College, Acting and Politicization

Hay graduated from Los Angeles High School in 1929 and went to work at a law firm. At around this time he discovered the cruising scene in Pershing Square, where he met a man who told him about the Society for Human Rights, a homosexual rights group that had existed briefly in Chicago in the 1920s (although Hay would later deny that he had any knowledge of previous LGBT activism). In 1930 Hay enrolled in Stanford University, and in 1931 he came out as "temperamental" (then a code word for "homosexual") to friends and classmates. A severe sinus infection led Hay to drop out in 1932 and he was financially unable to return to college.

Relocating to San Francisco, Hay quickly fell in with the city's theatrical and artistic circles. He relocated again, to Hollywood, finding work as a stunt rider in B movies. Unable to secure steady employment in films, Hay joined an agitprop theatre group that entertained at strikes and demonstrations. Many of his associates in the theatre group were members of the Communist Party and Hay joined the Party in 1934. From the time he joined the Party until leaving it in the early 1950s, Hay taught courses in subjects ranging from Marxist theory to folk music at the "People's Educational Center" in Hollywood and later throughout the Los Angeles area.

Also in 1934, Hay joined the cast of the Tony Pastor Theatre. There he met and became lovers with fellow actor Will Geer, whom Hay credited as his political mentor. Hay and Geer participated in a milk strike in Los Angeles, where Hay was first exposed to radical gay activism in the person of "Clarabelle", a drag queen who held court in the Bunker Hill neighborhood, who hid Hay from police. Later that year, Hay and Geer performed in support of the San Francisco General Strike. Hay witnessed police firing on demonstrators and this cemented his commitment to social change.

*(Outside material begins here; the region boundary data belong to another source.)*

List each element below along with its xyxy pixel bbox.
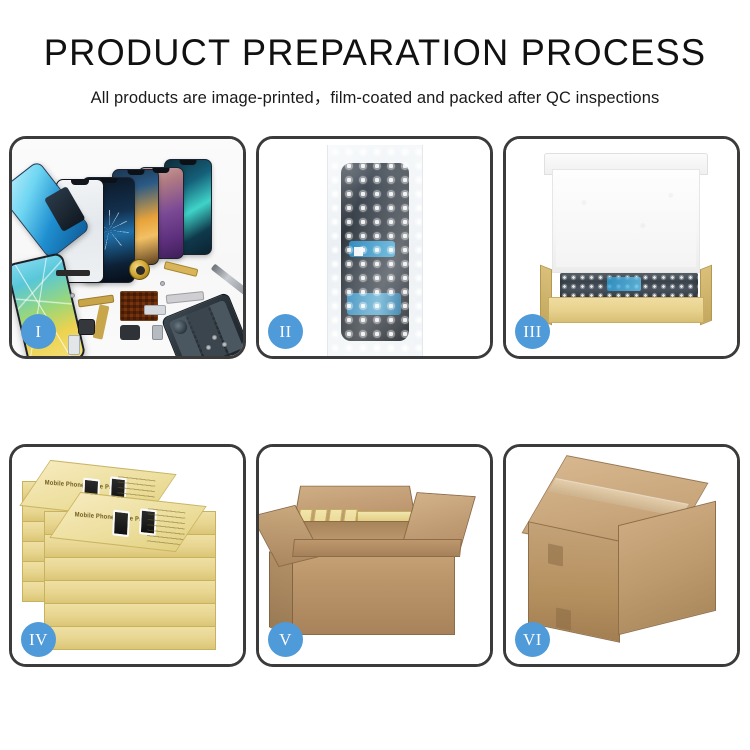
- antenna-strip-part-icon: [56, 270, 90, 276]
- step-panel-4[interactable]: Mobile Phone Spare Parts Mobile Phone Sp…: [9, 444, 246, 667]
- step-badge-2: II: [268, 314, 303, 349]
- button-part-icon: [152, 325, 163, 340]
- speaker-coil-part-icon: [129, 259, 150, 280]
- carton-front-flap-icon: [292, 539, 462, 557]
- page-subtitle: All products are image-printed，film-coat…: [0, 84, 750, 108]
- step-panel-6[interactable]: VI: [503, 444, 740, 667]
- carton-handle-tab-icon: [556, 607, 571, 630]
- step-badge-5: V: [268, 622, 303, 657]
- retail-box-icon: [44, 557, 216, 581]
- step-panel-5[interactable]: V: [256, 444, 493, 667]
- carton-handle-tab-icon: [548, 543, 563, 566]
- step-panel-1[interactable]: I: [9, 136, 246, 359]
- box-spec-list-icon: [147, 507, 186, 545]
- sim-tray-part-icon: [68, 335, 80, 355]
- bubble-wrap-bag-icon: [327, 145, 423, 356]
- page-title: PRODUCT PREPARATION PROCESS: [8, 34, 743, 73]
- foam-liner-icon: [556, 175, 696, 267]
- screw-icon: [206, 345, 211, 350]
- step-badge-6: VI: [515, 622, 550, 657]
- process-steps-grid: I II: [9, 136, 741, 667]
- camera-module-part-icon: [78, 319, 95, 335]
- step-badge-4: IV: [21, 622, 56, 657]
- plastic-sheen-icon: [328, 145, 422, 356]
- retail-box-icon: [44, 603, 216, 627]
- retail-box-icon: [44, 626, 216, 650]
- screw-icon: [212, 335, 217, 340]
- step-panel-3[interactable]: III: [503, 136, 740, 359]
- connector-part-icon: [144, 305, 166, 315]
- carton-front-face-icon: [291, 545, 455, 635]
- screw-icon: [160, 281, 165, 286]
- step-badge-1: I: [21, 314, 56, 349]
- screw-icon: [70, 293, 75, 298]
- retail-box-icon: [44, 580, 216, 604]
- step-badge-3: III: [515, 314, 550, 349]
- product-preparation-process-page: PRODUCT PREPARATION PROCESS All products…: [0, 0, 750, 750]
- box-art-phone-icon: [112, 510, 130, 538]
- page-header: PRODUCT PREPARATION PROCESS All products…: [0, 0, 750, 108]
- step-panel-2[interactable]: II: [256, 136, 493, 359]
- box-front-wall-icon: [548, 297, 704, 323]
- speaker-part-icon: [120, 325, 140, 340]
- screw-icon: [222, 342, 227, 347]
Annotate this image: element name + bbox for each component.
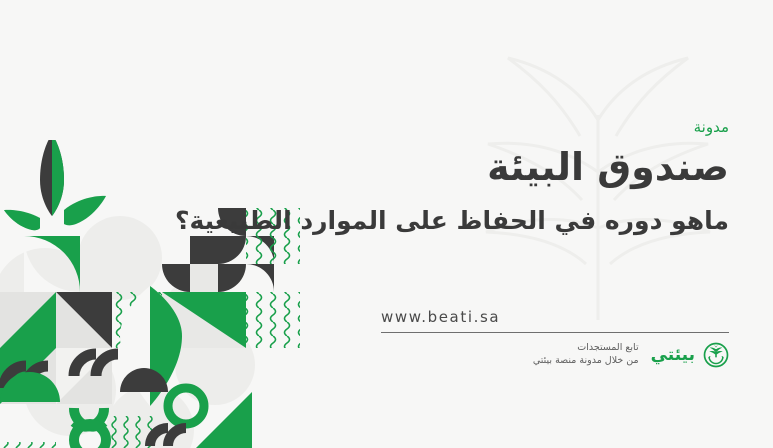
- brand-name: بيئتي: [651, 345, 695, 365]
- eyebrow-label: مدونة: [169, 118, 729, 136]
- footer-tagline: تابع المستجدات من خلال مدونة منصة بيئتي: [533, 342, 639, 368]
- footer-divider: [381, 332, 729, 333]
- blog-promo-banner: مدونة صندوق البيئة ماهو دوره في الحفاظ ع…: [0, 0, 773, 448]
- brand-row: بيئتي تابع المستجدات من خلال مدونة منصة …: [381, 342, 729, 368]
- banner-text-block: مدونة صندوق البيئة ماهو دوره في الحفاظ ع…: [169, 118, 729, 237]
- banner-footer: www.beati.sa: [381, 308, 729, 368]
- site-url[interactable]: www.beati.sa: [381, 308, 729, 332]
- tagline-line-1: تابع المستجدات: [533, 342, 639, 355]
- palm-tree-swords-emblem-icon: [703, 342, 729, 368]
- page-subtitle: ماهو دوره في الحفاظ على الموارد الطبيعية…: [169, 204, 729, 238]
- tagline-line-2: من خلال مدونة منصة بيئتي: [533, 355, 639, 368]
- page-title: صندوق البيئة: [169, 144, 729, 192]
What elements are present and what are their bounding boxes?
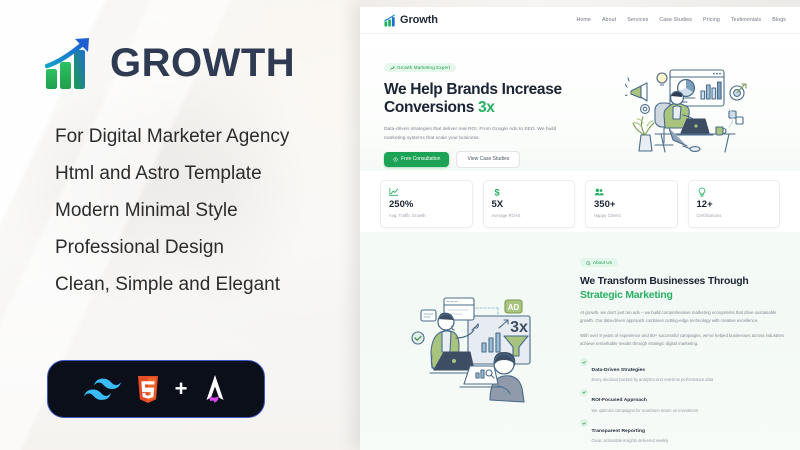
stat-value: 350+ — [594, 200, 669, 210]
hero-title-line2: Conversions — [384, 99, 474, 116]
tailwind-css-icon — [84, 377, 122, 401]
html5-icon — [136, 376, 160, 403]
svg-text:3x: 3x — [510, 319, 528, 336]
feature-list: For Digital Marketer Agency Html and Ast… — [55, 127, 289, 295]
stat-card: $ 5X Average ROAS — [483, 180, 576, 228]
brand-name: GROWTH — [110, 43, 295, 83]
navbar-brand-label: Growth — [400, 14, 438, 26]
stat-value: 12+ — [697, 200, 772, 210]
stat-card: 350+ Happy Clients — [585, 180, 678, 228]
feature-title: Data-Driven Strategies — [592, 368, 646, 373]
nav-link-home[interactable]: Home — [576, 17, 590, 23]
hero-title-line1: We Help Brands Increase — [384, 81, 562, 98]
navbar-links: Home About Services Case Studies Pricing… — [576, 17, 786, 23]
preview-top-strip — [360, 0, 800, 7]
check-icon — [580, 358, 588, 366]
feature-item: ROI-Focused Approach We optimize campaig… — [580, 388, 786, 413]
check-icon — [580, 419, 588, 427]
calendar-icon — [393, 157, 398, 162]
about-badge: About Us — [580, 258, 618, 267]
feature-title: ROI-Focused Approach — [592, 398, 647, 403]
about-title: We Transform Businesses Through Strategi… — [580, 275, 786, 302]
feature-title: Transparent Reporting — [592, 429, 646, 434]
navbar-brand[interactable]: Growth — [384, 14, 438, 27]
feature-desc: Every decision backed by analytics and r… — [592, 377, 714, 382]
stat-label: Happy Clients — [594, 213, 669, 218]
about-paragraph-1: At growth, we don't just run ads – we bu… — [580, 309, 786, 326]
brand-logo: GROWTH — [45, 36, 295, 90]
stat-label: Certifications — [697, 213, 772, 218]
nav-link-blogs[interactable]: Blogs — [772, 17, 786, 23]
about-paragraph-2: With over 8 years of experience and 50+ … — [580, 332, 786, 349]
feature-desc: We optimize campaigns for maximum return… — [592, 408, 699, 413]
feature-line: Clean, Simple and Elegant — [55, 275, 289, 295]
users-icon — [594, 187, 669, 197]
info-circle-icon — [586, 261, 591, 266]
check-icon — [580, 389, 588, 397]
stat-value: 5X — [492, 200, 567, 210]
feature-item: Transparent Reporting Clear, actionable … — [580, 419, 786, 444]
website-preview: Growth Home About Services Case Studies … — [360, 0, 800, 450]
view-case-studies-button[interactable]: View Case Studies — [456, 151, 520, 168]
hero-badge: Growth Marketing Expert — [384, 63, 456, 72]
growth-bar-chart-arrow-icon — [45, 36, 97, 90]
stat-value: 250% — [389, 200, 464, 210]
stats-row: 250% Avg. Traffic Growth $ 5X Average RO… — [360, 180, 800, 228]
feature-desc: Clear, actionable insights delivered wee… — [592, 438, 669, 443]
stat-card: 250% Avg. Traffic Growth — [380, 180, 473, 228]
marketer-at-desk-with-dashboard-illustration — [589, 51, 784, 171]
stat-card: 12+ Certifications — [688, 180, 781, 228]
hero-section: Growth Marketing Expert We Help Brands I… — [360, 34, 800, 171]
trend-up-icon — [390, 66, 395, 71]
stat-label: Average ROAS — [492, 213, 567, 218]
feature-line: For Digital Marketer Agency — [55, 127, 289, 147]
svg-text:AD: AD — [508, 303, 520, 312]
lightbulb-icon — [697, 187, 772, 197]
hero-badge-label: Growth Marketing Expert — [397, 65, 450, 70]
hero-title-accent: 3x — [478, 99, 495, 116]
about-badge-label: About Us — [593, 260, 612, 265]
team-presenting-3x-growth-funnel-illustration: 3x AD — [376, 252, 572, 450]
about-feature-list: Data-Driven Strategies Every decision ba… — [580, 358, 786, 444]
about-title-line1: We Transform Businesses Through — [580, 276, 749, 287]
free-consultation-label: Free Consultation — [401, 156, 440, 162]
hero-subtitle: Data-driven strategies that deliver real… — [384, 125, 572, 143]
nav-link-about[interactable]: About — [602, 17, 616, 23]
nav-link-testimonials[interactable]: Testimonials — [731, 17, 761, 23]
about-title-accent: Strategic Marketing — [580, 289, 786, 303]
stat-label: Avg. Traffic Growth — [389, 213, 464, 218]
site-navbar: Growth Home About Services Case Studies … — [360, 7, 800, 34]
dollar-icon: $ — [492, 187, 567, 197]
tech-stack-badge: + — [47, 360, 265, 418]
free-consultation-button[interactable]: Free Consultation — [384, 152, 449, 167]
line-chart-icon — [389, 187, 464, 197]
feature-line: Modern Minimal Style — [55, 201, 289, 221]
astro-icon — [202, 375, 228, 404]
about-section: 3x AD — [360, 232, 800, 450]
feature-line: Professional Design — [55, 238, 289, 258]
hero-title: We Help Brands Increase Conversions 3x — [384, 81, 589, 118]
growth-bar-chart-icon — [384, 14, 397, 27]
hero-buttons: Free Consultation View Case Studies — [384, 151, 589, 168]
nav-link-case-studies[interactable]: Case Studies — [659, 17, 692, 23]
promo-panel: GROWTH For Digital Marketer Agency Html … — [0, 0, 360, 450]
nav-link-pricing[interactable]: Pricing — [703, 17, 720, 23]
nav-link-services[interactable]: Services — [627, 17, 648, 23]
feature-line: Html and Astro Template — [55, 164, 289, 184]
feature-item: Data-Driven Strategies Every decision ba… — [580, 358, 786, 383]
svg-text:$: $ — [494, 187, 499, 197]
plus-separator: + — [175, 378, 188, 400]
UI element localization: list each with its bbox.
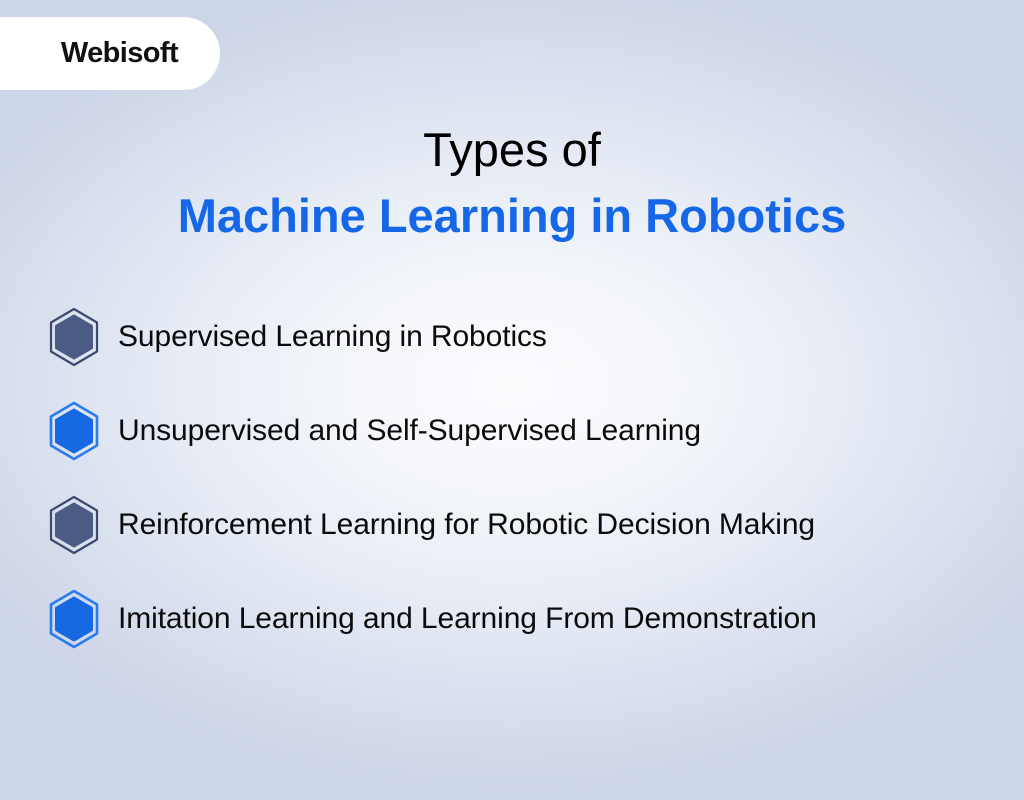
brand-logo-badge: Webisoft	[0, 17, 220, 90]
hexagon-icon	[46, 401, 102, 461]
page-title-line-2: Machine Learning in Robotics	[0, 186, 1024, 246]
hexagon-icon	[46, 495, 102, 555]
page-title: Types of Machine Learning in Robotics	[0, 120, 1024, 246]
list-item: Reinforcement Learning for Robotic Decis…	[46, 494, 1016, 556]
list-item: Imitation Learning and Learning From Dem…	[46, 588, 1016, 650]
hexagon-icon	[46, 589, 102, 649]
slide-canvas: Webisoft Types of Machine Learning in Ro…	[0, 0, 1024, 800]
list-item-label: Supervised Learning in Robotics	[118, 320, 547, 354]
hexagon-icon	[46, 307, 102, 367]
types-list: Supervised Learning in Robotics Unsuperv…	[46, 306, 1016, 682]
list-item: Unsupervised and Self-Supervised Learnin…	[46, 400, 1016, 462]
list-item-label: Unsupervised and Self-Supervised Learnin…	[118, 414, 701, 448]
brand-logo-text: Webisoft	[61, 37, 178, 70]
page-title-line-1: Types of	[0, 120, 1024, 180]
list-item-label: Reinforcement Learning for Robotic Decis…	[118, 508, 815, 542]
list-item: Supervised Learning in Robotics	[46, 306, 1016, 368]
list-item-label: Imitation Learning and Learning From Dem…	[118, 602, 817, 636]
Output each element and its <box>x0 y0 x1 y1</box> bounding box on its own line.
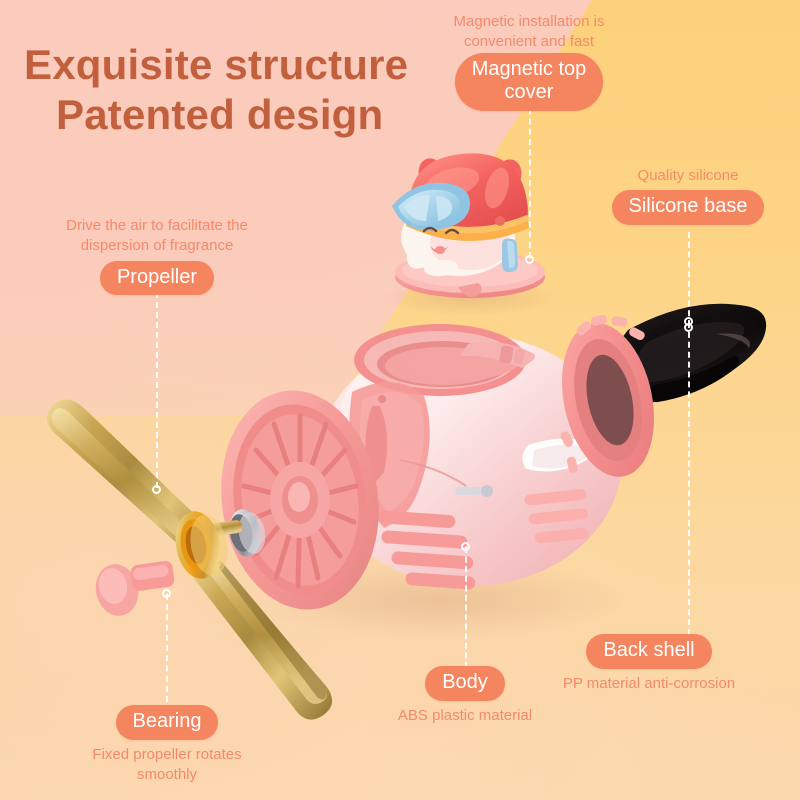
callout-label-body[interactable]: Body <box>425 666 505 701</box>
callout-back-shell: Back shell PP material anti-corrosion <box>540 634 758 694</box>
callout-body: Body ABS plastic material <box>371 666 559 726</box>
product-infographic-poster: Exquisite structure Patented design Magn… <box>0 0 800 800</box>
anchor-dot-body <box>461 542 470 551</box>
callout-bearing: Bearing Fixed propeller rotates smoothly <box>58 705 276 785</box>
callout-label-propeller[interactable]: Propeller <box>100 261 214 296</box>
leader-line-silicone-base <box>688 232 690 326</box>
callout-propeller: Drive the air to facilitate the dispersi… <box>44 216 270 295</box>
callout-magnetic-top-cover: Magnetic installation is convenient and … <box>433 12 625 111</box>
callout-label-silicone-base[interactable]: Silicone base <box>612 190 765 225</box>
callout-label-magnetic-top-cover[interactable]: Magnetic top cover <box>455 53 604 111</box>
callout-silicone-base: Quality silicone Silicone base <box>588 166 788 225</box>
leader-line-magnetic-top-cover <box>529 98 531 258</box>
leader-line-propeller <box>156 292 158 488</box>
callout-caption-propeller: Drive the air to facilitate the dispersi… <box>44 216 270 257</box>
callout-caption-magnetic-top-cover: Magnetic installation is convenient and … <box>433 12 625 53</box>
page-title: Exquisite structure Patented design <box>24 40 408 139</box>
headline-line-2: Patented design <box>24 90 408 140</box>
leader-line-bearing <box>166 594 168 702</box>
callout-caption-back-shell: PP material anti-corrosion <box>540 674 758 694</box>
headline-line-1: Exquisite structure <box>24 41 408 88</box>
anchor-dot-bearing <box>162 589 171 598</box>
callout-caption-silicone-base: Quality silicone <box>588 166 788 186</box>
callout-label-bearing[interactable]: Bearing <box>116 705 219 740</box>
callout-caption-body: ABS plastic material <box>371 706 559 726</box>
leader-line-back-shell <box>688 322 690 635</box>
callout-label-back-shell[interactable]: Back shell <box>586 634 711 669</box>
leader-line-body <box>465 547 467 668</box>
anchor-dot-back-shell <box>684 317 693 326</box>
anchor-dot-propeller <box>152 485 161 494</box>
callout-caption-bearing: Fixed propeller rotates smoothly <box>58 745 276 786</box>
anchor-dot-magnetic-top-cover <box>525 255 534 264</box>
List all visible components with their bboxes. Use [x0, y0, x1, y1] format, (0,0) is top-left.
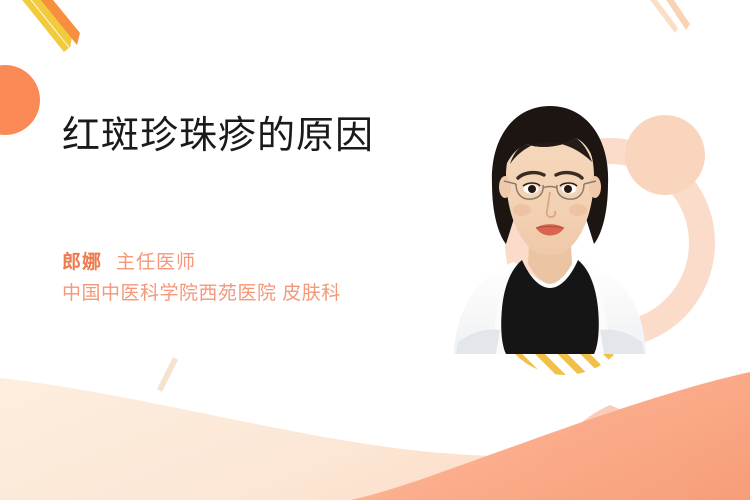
orange-circle-decor	[0, 65, 40, 135]
small-diagonal-stroke-icon	[157, 357, 178, 392]
cheek-left	[513, 204, 531, 216]
pupil-left	[528, 185, 536, 193]
doctor-name: 郎娜	[62, 252, 102, 273]
pupil-right	[564, 185, 572, 193]
cheek-right	[569, 204, 587, 216]
health-article-cover-card: 红斑珍珠疹的原因 郎娜主任医师 中国中医科学院西苑医院 皮肤科	[0, 0, 750, 500]
doctor-title: 主任医师	[116, 252, 196, 273]
doctor-affiliation: 中国中医科学院西苑医院 皮肤科	[62, 278, 482, 310]
diagonal-stroke-pair-peach-icon	[644, 0, 690, 33]
doctor-line: 郎娜主任医师	[62, 248, 482, 278]
page-title: 红斑珍珠疹的原因	[62, 112, 462, 160]
doctor-portrait	[452, 92, 648, 354]
doctor-credit-block: 郎娜主任医师 中国中医科学院西苑医院 皮肤科	[62, 248, 482, 310]
title-block: 红斑珍珠疹的原因	[62, 112, 462, 160]
ear-left	[499, 176, 511, 198]
ear-right	[589, 176, 601, 198]
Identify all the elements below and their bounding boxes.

Hay, along with Roger Barlow and LeRoy Robbins, directed a short film Even As You and I (1937) featuring Hay, Barlow, and filmmaker Hy Hirsh.

Hay began Jungian analysis in 1937. He was, he later said, "misled" by his psychiatrist, who suggested that Hay find himself a "boyish girl". In 1938, Hay confided to his fellow Party members that he was homosexual. Like his therapist, they encouraged him not to act on his feelings and suggested that he get married. He did, later that same year, to Party member Anna Platky. The couple adopted two daughters, Hannah Margaret in 1943 and Kate Neall in 1945. Hay realized by 1941 that his therapist had been wrong and that he was not going to become heterosexual through marriage. He continued having relationships with men throughout his marriage and the couple divorced in 1951.